Signs of Self-injury

  • Changes in Dress: weather-inappropriate clothing, lots of long sleeves
  • Mood or personality changes
  • Isolating
  • Trouble managing stress
  • Regressive behavior (bed-wetting, tantrums)
  • A drop in grades
  • Changes in friendships or new sets of friends
  • Discipline problems at school
  • Increased irritability, sullenness
  • A bad day every day
SIDEBAR

Developmental Delays and Self-injury


If typically developing children are challenged to find the words to express intense feelings, children with developmental delays or who live with autism can be even more frustrated, and, as a result, even more inclined to bang their heads against a wall – or engage in self-hitting, biting, eye-poking, scratching, and mouthing body parts or other items.
 
Richard Smith, Ph.D., chair of the University of North Texas’ Department of Behavior Analysis, works with clients who have developmental disabilities.
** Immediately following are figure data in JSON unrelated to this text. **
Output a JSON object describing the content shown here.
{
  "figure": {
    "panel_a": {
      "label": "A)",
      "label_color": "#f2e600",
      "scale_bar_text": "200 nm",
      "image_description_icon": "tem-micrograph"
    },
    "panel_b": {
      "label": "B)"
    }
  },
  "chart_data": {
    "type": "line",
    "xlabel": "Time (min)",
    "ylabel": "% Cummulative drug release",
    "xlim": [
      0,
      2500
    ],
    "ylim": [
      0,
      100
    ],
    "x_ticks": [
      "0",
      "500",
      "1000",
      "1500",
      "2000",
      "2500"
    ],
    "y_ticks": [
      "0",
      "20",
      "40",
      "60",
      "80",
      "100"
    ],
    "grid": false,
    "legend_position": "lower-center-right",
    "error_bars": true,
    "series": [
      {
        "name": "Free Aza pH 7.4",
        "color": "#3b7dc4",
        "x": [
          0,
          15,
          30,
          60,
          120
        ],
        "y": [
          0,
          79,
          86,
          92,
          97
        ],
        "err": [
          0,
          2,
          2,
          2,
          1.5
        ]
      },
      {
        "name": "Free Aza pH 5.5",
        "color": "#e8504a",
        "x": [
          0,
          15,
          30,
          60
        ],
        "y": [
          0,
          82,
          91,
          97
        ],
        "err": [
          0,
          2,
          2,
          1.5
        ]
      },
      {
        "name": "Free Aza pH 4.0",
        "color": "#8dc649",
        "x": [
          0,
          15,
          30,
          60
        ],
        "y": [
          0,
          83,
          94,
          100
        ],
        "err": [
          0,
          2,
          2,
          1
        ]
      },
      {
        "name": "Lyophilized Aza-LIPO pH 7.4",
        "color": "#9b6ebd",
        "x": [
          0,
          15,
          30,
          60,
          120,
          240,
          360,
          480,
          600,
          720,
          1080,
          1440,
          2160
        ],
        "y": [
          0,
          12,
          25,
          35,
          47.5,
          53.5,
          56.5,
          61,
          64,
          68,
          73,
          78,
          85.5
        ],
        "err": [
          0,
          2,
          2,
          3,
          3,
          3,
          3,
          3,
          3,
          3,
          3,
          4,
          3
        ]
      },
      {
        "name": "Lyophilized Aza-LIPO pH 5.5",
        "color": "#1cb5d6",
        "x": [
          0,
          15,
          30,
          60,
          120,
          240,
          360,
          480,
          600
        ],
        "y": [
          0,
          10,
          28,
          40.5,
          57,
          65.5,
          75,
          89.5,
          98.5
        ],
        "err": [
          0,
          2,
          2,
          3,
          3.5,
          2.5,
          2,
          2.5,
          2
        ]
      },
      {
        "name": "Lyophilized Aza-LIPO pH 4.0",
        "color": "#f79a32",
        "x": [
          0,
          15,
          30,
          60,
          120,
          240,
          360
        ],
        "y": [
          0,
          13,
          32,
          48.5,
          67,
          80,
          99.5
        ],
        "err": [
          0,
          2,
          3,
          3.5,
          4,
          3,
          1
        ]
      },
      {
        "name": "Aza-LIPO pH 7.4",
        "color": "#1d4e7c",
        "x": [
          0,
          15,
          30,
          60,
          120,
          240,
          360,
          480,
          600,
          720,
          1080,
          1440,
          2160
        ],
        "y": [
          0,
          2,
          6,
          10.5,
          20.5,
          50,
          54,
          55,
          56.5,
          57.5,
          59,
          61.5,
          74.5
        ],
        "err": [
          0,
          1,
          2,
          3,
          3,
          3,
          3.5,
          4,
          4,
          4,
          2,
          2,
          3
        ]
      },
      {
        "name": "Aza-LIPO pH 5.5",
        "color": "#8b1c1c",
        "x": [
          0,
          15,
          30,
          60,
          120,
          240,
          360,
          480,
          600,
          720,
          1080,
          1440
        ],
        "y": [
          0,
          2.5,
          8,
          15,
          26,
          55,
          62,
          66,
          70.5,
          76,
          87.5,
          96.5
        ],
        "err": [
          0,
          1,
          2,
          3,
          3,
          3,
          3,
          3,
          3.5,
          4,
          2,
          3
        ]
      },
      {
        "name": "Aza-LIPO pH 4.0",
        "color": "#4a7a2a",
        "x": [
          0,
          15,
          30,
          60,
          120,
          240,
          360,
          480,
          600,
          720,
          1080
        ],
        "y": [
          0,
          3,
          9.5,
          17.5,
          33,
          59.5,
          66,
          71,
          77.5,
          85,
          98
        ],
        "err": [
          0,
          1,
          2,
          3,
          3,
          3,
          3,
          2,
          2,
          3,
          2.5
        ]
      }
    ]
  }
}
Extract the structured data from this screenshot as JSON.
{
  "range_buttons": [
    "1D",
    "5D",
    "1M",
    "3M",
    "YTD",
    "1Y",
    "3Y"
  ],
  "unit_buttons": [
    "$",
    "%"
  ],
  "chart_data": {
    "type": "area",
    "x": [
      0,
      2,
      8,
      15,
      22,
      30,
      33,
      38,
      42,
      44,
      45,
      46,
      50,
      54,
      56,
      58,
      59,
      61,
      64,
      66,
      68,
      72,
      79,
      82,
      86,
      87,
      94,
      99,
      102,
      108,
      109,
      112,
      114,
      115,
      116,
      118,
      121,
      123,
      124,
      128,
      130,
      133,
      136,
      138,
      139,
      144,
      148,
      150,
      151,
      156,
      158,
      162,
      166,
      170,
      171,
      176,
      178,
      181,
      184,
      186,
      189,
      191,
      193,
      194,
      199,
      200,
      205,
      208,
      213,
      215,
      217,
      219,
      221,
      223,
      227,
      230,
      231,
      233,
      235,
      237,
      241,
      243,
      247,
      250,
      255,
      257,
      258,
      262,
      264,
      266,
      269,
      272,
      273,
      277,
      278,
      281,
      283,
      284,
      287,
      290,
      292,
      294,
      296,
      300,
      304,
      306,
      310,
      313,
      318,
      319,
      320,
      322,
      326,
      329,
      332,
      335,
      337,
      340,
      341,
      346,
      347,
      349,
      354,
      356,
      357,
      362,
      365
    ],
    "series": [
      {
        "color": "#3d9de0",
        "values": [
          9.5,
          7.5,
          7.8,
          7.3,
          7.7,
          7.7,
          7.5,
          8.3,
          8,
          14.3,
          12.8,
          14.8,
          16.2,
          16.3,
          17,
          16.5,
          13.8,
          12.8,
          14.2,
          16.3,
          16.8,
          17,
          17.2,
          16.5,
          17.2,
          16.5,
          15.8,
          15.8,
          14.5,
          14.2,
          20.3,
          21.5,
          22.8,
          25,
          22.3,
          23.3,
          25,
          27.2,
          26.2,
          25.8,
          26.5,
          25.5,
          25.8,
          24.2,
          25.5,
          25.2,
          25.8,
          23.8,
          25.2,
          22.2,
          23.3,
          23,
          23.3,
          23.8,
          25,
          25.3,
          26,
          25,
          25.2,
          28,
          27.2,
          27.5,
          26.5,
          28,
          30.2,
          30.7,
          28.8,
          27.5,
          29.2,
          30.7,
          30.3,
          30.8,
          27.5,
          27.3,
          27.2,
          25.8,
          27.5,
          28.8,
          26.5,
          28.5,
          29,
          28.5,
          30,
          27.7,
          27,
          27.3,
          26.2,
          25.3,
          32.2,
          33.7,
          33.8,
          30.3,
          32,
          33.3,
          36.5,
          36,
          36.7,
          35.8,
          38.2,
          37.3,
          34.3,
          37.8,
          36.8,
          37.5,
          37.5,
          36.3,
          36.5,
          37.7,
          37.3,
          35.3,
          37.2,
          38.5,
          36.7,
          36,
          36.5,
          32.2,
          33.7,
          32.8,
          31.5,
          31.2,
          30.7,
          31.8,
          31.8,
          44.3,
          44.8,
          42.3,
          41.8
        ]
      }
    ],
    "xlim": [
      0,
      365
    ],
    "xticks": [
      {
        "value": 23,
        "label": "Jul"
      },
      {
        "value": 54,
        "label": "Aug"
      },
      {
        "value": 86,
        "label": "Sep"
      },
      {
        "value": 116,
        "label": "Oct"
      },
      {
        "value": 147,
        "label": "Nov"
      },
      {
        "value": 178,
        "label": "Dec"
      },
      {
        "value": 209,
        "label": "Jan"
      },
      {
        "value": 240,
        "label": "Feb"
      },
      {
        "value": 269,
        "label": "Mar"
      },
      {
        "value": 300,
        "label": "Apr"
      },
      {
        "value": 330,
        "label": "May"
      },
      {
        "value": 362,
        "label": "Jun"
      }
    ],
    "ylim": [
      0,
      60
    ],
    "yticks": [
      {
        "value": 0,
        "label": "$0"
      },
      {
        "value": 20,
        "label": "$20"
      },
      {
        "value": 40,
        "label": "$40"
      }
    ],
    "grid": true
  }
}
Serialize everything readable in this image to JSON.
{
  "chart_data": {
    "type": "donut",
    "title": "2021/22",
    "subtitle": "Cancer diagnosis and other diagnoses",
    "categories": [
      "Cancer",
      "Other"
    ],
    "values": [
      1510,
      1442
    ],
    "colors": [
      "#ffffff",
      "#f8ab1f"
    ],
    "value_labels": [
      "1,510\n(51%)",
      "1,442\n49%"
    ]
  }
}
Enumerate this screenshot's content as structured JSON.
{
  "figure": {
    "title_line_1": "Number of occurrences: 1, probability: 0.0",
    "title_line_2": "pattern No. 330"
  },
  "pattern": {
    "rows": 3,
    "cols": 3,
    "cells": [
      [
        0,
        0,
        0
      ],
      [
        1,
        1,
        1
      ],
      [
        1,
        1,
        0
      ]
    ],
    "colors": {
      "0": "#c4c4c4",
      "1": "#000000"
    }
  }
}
He believes that some children with developmental issues turn to self-injury as a form of non-verbal communication. “A child who cannot speak can gain attention and help from caregivers by engaging in self-injury, or a child who has difficulty with academic tasks, medical routines or therapeutic routines, may be able to escape or avoid those routines through self-injurious behavior – sort of like when a child tantrums in the dentist’s office.”
 
Smith encourages parents and professionals to identify all of the environmental and social influences on the behavior and use that information to develop an intervention plan that includes “teaching alternative behaviors and, where appropriate, modifying the environmental situations associated with the behavior.”